Giuda, su una base dominata da batteria e sinth distorti, parla di tradimento di noi stessi, spesso non accettando la parte meno in luce che ci caratterizza, tramite la figura biblica che per antonomasia rappresenta il tradimento: « provo ancora ad evitare la notte, tira fuori il peggio di me, qui non mi crede nessuno che ho paura del buio. tutti questi amici non le riconosco come la verità vista ieri alla tv». La falsità divagante nella società trova la sua collocazione geografica in Milano, nei confronti della quale Eman dedica un tormentone mancato in cui emergono le difficoltà di inserimento in un contesto che non li appartiene: « ti offro un altro giro e balliamo, un’altra vita al centro del bar contro la noia di questo aperitivo».

Tutte le volte è il pezzo più commovente dell’album. Una chitarra ipnotica nella melodia ad accompagnare la fine di una storia d’amore a causa della mancanza di dialogo e delle abitudini che hanno divorato la coppia. Nel video vi è un coraggioso omaggio a Dj Febo, la cui storia è finita su tutti i giornali e ha riaperto il dibattito pubblico sul delicato tema dell’eutanasia. Silk in inglese significa seta ed è il titolo del brano dove la cura del suono risulta maggiormente ricercata: una base dance che alla fine del secondo ritornello si attenua con l’inaspettato arrivo del violino e di sonorità ipnotiche che riecheggiano l’Oriente. Eman qui unisce i due temi cardine affermando di essere circondato da uomini tristi e soli che contribuiscono ad incrementare in lui tale sensazione e che « con quei due colpi di tosse la mattina e la sigaretta sputiamo via le colpe per morir tra i buoni», ma ad alimentare le speranze sono i sogni da cui non si vuole svegliare.
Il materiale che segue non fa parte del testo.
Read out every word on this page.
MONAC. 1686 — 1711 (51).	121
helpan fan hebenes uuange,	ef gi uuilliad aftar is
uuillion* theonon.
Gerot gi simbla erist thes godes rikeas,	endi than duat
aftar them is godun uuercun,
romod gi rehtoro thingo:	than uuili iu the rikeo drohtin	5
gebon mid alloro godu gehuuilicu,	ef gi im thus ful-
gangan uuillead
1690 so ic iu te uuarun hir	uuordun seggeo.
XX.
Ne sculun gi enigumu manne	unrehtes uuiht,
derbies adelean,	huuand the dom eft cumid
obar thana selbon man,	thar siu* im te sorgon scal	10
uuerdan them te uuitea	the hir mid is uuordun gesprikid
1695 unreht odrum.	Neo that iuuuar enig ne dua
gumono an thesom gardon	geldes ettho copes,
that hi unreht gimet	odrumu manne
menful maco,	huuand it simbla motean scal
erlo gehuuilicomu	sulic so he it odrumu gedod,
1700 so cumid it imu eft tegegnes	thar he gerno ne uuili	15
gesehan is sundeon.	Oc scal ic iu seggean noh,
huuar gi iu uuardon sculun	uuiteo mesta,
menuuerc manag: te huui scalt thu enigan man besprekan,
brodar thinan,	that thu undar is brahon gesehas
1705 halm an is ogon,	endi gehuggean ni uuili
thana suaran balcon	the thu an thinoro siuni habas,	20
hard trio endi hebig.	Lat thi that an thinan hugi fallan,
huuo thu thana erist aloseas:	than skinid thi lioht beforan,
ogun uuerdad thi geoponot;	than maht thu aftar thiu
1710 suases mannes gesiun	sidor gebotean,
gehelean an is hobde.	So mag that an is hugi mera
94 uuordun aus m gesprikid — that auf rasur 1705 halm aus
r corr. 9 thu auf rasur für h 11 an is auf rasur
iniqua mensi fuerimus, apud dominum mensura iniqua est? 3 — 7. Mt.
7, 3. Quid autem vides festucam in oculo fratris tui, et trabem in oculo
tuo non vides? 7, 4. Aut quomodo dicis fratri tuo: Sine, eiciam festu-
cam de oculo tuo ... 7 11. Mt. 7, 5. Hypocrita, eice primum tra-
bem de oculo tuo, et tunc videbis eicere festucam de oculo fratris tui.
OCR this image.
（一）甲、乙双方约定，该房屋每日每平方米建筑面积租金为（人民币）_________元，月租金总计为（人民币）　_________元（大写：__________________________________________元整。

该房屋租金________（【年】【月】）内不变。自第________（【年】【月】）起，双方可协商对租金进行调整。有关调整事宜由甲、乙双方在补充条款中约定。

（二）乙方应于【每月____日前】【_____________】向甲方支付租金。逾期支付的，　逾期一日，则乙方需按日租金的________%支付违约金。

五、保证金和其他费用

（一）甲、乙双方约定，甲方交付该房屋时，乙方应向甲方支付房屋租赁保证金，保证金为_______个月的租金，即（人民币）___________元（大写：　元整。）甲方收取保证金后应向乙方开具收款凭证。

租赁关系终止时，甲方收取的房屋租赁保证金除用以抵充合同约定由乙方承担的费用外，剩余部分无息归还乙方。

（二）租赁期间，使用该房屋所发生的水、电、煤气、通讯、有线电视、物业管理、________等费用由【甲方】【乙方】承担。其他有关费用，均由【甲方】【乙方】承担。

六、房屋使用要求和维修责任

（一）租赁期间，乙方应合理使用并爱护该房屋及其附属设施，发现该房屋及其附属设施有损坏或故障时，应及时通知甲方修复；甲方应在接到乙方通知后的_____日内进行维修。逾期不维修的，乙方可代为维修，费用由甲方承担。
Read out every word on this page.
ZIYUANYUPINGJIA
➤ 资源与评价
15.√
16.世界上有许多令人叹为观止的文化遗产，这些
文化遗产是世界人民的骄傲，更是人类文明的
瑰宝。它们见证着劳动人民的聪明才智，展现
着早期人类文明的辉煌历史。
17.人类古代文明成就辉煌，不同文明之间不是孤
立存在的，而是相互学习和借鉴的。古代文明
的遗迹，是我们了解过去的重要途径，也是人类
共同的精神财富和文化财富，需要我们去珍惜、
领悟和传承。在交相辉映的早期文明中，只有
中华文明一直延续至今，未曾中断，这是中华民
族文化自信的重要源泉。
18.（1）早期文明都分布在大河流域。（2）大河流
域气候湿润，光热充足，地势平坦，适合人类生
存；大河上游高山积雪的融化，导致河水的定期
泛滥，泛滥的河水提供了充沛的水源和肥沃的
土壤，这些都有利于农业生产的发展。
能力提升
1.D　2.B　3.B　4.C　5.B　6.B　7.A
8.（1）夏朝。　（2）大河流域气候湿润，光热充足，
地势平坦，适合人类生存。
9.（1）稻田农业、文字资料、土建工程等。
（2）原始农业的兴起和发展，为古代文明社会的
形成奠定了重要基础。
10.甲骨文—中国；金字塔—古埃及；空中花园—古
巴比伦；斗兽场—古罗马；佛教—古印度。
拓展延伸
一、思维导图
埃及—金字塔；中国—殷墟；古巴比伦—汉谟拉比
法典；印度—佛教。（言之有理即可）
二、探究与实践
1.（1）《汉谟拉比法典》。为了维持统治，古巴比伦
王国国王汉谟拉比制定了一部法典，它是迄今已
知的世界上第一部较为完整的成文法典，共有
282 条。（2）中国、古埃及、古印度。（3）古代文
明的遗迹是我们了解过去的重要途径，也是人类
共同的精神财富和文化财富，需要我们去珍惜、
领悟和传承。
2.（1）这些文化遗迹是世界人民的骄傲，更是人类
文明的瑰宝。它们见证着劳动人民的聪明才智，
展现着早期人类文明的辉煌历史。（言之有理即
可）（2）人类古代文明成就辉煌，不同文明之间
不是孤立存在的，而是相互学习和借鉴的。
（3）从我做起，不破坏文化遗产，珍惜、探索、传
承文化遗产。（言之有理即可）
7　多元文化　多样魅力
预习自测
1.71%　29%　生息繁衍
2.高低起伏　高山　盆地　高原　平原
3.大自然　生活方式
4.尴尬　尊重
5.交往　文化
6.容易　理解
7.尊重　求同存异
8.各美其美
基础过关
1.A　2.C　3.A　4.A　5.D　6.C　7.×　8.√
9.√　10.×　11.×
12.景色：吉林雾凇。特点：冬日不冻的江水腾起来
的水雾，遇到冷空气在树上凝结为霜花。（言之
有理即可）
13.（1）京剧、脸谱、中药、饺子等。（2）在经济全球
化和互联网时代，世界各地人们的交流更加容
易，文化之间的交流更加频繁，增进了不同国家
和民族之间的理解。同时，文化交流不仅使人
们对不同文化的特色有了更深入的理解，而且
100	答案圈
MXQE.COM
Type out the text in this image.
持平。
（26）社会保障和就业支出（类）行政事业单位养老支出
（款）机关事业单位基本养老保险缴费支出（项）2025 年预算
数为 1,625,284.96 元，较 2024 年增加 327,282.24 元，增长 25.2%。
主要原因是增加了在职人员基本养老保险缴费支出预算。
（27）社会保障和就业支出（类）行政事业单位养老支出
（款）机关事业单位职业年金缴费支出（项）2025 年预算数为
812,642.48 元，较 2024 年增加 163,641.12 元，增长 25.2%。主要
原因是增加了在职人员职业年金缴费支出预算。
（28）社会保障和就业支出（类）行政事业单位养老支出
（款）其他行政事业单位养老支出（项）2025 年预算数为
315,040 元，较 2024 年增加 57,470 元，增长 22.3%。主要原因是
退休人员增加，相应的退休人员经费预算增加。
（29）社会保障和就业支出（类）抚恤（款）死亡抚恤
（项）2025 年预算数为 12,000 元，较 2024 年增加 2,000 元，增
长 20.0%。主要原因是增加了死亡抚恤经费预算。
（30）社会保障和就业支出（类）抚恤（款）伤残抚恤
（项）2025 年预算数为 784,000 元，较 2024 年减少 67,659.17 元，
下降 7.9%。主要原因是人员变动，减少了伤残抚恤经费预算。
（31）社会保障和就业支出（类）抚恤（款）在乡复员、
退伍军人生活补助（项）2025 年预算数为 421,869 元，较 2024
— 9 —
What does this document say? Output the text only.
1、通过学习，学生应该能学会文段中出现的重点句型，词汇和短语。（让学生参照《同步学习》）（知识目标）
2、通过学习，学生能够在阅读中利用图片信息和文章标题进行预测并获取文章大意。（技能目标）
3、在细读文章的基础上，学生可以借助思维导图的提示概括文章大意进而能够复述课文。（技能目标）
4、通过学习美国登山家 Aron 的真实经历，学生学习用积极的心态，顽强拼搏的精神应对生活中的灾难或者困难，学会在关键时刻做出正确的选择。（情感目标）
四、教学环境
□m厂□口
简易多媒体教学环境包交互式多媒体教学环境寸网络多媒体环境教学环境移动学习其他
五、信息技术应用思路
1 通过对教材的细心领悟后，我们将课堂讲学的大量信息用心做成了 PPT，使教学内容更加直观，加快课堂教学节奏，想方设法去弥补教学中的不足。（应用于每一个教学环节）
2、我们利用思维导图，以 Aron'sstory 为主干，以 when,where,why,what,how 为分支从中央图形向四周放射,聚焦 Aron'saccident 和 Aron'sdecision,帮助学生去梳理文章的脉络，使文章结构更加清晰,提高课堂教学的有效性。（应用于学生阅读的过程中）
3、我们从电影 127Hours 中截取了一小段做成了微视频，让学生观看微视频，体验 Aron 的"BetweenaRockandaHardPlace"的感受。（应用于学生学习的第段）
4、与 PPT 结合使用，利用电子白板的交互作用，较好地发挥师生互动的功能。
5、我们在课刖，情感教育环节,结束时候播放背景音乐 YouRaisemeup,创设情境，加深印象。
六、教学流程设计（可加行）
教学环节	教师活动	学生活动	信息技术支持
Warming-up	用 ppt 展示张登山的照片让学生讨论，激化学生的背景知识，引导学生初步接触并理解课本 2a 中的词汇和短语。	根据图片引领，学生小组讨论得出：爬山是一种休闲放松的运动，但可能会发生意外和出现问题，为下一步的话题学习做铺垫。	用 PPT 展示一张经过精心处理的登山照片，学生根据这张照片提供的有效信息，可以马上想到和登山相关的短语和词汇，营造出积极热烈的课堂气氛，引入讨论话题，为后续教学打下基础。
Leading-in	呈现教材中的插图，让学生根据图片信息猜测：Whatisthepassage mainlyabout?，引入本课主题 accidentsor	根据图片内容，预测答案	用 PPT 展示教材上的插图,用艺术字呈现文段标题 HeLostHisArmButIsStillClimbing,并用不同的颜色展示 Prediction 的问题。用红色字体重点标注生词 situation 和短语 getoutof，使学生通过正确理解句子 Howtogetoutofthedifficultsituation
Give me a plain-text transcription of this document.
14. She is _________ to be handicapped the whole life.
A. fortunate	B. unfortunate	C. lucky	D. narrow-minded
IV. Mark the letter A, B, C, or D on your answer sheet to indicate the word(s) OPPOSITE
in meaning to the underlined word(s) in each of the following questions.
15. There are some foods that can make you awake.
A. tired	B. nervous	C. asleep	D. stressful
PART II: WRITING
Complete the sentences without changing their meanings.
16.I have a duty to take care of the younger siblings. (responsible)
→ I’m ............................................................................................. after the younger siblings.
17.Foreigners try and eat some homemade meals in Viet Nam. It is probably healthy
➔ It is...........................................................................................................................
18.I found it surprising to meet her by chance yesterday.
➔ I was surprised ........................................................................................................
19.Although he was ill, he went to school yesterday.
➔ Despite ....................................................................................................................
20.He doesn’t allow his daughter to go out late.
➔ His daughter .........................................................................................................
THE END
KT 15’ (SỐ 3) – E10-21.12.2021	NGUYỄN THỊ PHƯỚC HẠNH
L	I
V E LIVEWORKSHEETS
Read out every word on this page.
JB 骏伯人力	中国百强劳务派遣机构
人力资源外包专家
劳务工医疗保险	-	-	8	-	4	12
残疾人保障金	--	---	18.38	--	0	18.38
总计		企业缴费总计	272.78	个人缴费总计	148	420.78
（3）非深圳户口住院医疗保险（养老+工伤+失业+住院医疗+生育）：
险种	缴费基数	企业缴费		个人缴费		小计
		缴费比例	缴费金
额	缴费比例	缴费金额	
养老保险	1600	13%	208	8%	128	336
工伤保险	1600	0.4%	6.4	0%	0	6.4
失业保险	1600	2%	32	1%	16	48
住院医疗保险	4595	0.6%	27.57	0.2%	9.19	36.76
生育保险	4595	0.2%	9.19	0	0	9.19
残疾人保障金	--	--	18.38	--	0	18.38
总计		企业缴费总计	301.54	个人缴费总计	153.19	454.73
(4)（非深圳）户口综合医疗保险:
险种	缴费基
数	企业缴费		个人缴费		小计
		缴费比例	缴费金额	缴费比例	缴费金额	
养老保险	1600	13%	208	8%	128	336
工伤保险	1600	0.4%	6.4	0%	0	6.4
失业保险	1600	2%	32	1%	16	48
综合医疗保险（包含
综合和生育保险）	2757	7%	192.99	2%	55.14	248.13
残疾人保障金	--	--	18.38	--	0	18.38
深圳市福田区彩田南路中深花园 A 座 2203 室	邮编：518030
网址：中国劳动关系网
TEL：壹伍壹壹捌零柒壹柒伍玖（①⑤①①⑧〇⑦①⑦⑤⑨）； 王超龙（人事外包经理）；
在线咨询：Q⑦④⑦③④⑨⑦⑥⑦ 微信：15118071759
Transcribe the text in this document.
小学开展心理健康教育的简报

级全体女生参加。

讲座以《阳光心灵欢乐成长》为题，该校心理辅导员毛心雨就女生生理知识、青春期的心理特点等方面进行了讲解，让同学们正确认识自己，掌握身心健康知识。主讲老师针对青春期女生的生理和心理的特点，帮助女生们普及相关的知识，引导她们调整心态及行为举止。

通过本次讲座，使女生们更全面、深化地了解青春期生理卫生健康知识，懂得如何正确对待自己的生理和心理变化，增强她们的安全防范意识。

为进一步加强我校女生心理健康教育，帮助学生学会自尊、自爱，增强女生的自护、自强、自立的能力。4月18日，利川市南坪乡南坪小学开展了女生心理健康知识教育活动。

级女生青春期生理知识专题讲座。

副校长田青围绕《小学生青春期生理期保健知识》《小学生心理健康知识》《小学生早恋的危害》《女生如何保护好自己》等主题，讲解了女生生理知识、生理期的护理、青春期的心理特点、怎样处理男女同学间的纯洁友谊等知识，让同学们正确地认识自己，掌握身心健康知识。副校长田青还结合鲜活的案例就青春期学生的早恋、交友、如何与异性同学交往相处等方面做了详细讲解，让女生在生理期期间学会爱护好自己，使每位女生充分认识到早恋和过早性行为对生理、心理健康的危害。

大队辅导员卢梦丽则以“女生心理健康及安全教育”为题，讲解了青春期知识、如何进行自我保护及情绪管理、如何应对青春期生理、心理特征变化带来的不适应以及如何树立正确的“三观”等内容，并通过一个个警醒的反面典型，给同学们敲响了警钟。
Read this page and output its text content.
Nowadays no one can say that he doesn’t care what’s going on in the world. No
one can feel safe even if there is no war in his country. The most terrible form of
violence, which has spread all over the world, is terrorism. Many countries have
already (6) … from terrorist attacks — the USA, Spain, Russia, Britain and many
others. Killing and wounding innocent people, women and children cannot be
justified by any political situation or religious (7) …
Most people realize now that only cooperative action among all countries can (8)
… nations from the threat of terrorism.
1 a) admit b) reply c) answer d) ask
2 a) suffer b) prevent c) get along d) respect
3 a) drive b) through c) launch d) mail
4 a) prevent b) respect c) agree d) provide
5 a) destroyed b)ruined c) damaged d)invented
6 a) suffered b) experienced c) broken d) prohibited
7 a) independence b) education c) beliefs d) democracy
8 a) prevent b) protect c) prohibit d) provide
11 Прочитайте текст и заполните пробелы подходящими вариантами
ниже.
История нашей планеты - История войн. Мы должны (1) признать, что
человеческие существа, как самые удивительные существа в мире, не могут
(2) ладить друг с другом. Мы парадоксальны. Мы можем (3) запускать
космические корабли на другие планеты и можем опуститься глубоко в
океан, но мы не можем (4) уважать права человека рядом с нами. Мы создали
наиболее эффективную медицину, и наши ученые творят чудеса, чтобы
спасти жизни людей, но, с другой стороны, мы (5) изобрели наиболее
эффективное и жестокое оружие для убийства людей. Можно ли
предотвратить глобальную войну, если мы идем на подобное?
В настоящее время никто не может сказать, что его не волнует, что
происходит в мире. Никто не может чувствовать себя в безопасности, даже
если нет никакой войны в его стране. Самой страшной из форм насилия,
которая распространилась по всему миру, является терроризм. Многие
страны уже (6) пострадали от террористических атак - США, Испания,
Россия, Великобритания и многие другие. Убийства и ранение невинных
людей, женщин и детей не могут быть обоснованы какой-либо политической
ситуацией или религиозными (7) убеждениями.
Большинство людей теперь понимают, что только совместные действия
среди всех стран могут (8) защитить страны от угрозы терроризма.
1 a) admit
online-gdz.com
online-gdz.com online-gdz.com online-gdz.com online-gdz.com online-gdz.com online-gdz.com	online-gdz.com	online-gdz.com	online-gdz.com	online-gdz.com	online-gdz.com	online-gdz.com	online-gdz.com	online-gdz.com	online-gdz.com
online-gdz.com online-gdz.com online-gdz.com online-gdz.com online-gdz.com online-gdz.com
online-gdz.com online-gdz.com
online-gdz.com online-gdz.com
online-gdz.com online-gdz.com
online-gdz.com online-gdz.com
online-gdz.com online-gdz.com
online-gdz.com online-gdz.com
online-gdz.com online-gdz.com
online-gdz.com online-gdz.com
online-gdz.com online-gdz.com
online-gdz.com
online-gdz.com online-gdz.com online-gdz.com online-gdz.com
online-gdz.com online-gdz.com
Senza averti vista mai porta agli estremi la solitudine, che qui assume la forma di un’infatuazione per una ragazza che non ricambia interesse. Un piano blues e voce rauca introducono il pezzo dove sono presenti elementi autobiografici, ad esempio la scrittura come valvola di sfogo per le delusioni d’amore: « nelle notti di inchiostro non trovo che te» e l’immaginazione che la fa da padrone: « ci faremo del male ma lo faremo bene». 3 A.M. è il racconto di una passeggiata notturna del protagonista e ricorda per l’atmosfera e la tematica Sold out dei TheGiornalisti: « Cammino di notte tra canti di ubriachi e di metronotte, mi segue un ombra che mi fa il verso, ho un dolore che mi tiene il passo, forse incontro Dio in mezzo alla gente, mi guarda con lo sguardo di chi non può farci niente». Il disco si chiude con Ritorno a casa, una dedica alla sua Calabria dove ha lasciato un pezzo di cuore, i suoi affetti, il calore della gente che il cantautore non ha ritrovato nella fredda metropoli milanese: « ho fermi dentro gli occhi i tuoi gesti e le parole, io che conto i tuoi nei come tracce da segnare, per le strade sono andato e saprei sempre ritornare».

Eman si conferma un unicum nel panorama musicale italiano. Qualità vocali non indifferenti, storie di vita quotidiane dove è possibile ritrovare ognuno di noi, un sound moderno che potrebbe spopolare nelle radio. Ci sono tutti i presupposti per la consacrazione definitiva di questo originale cantautore.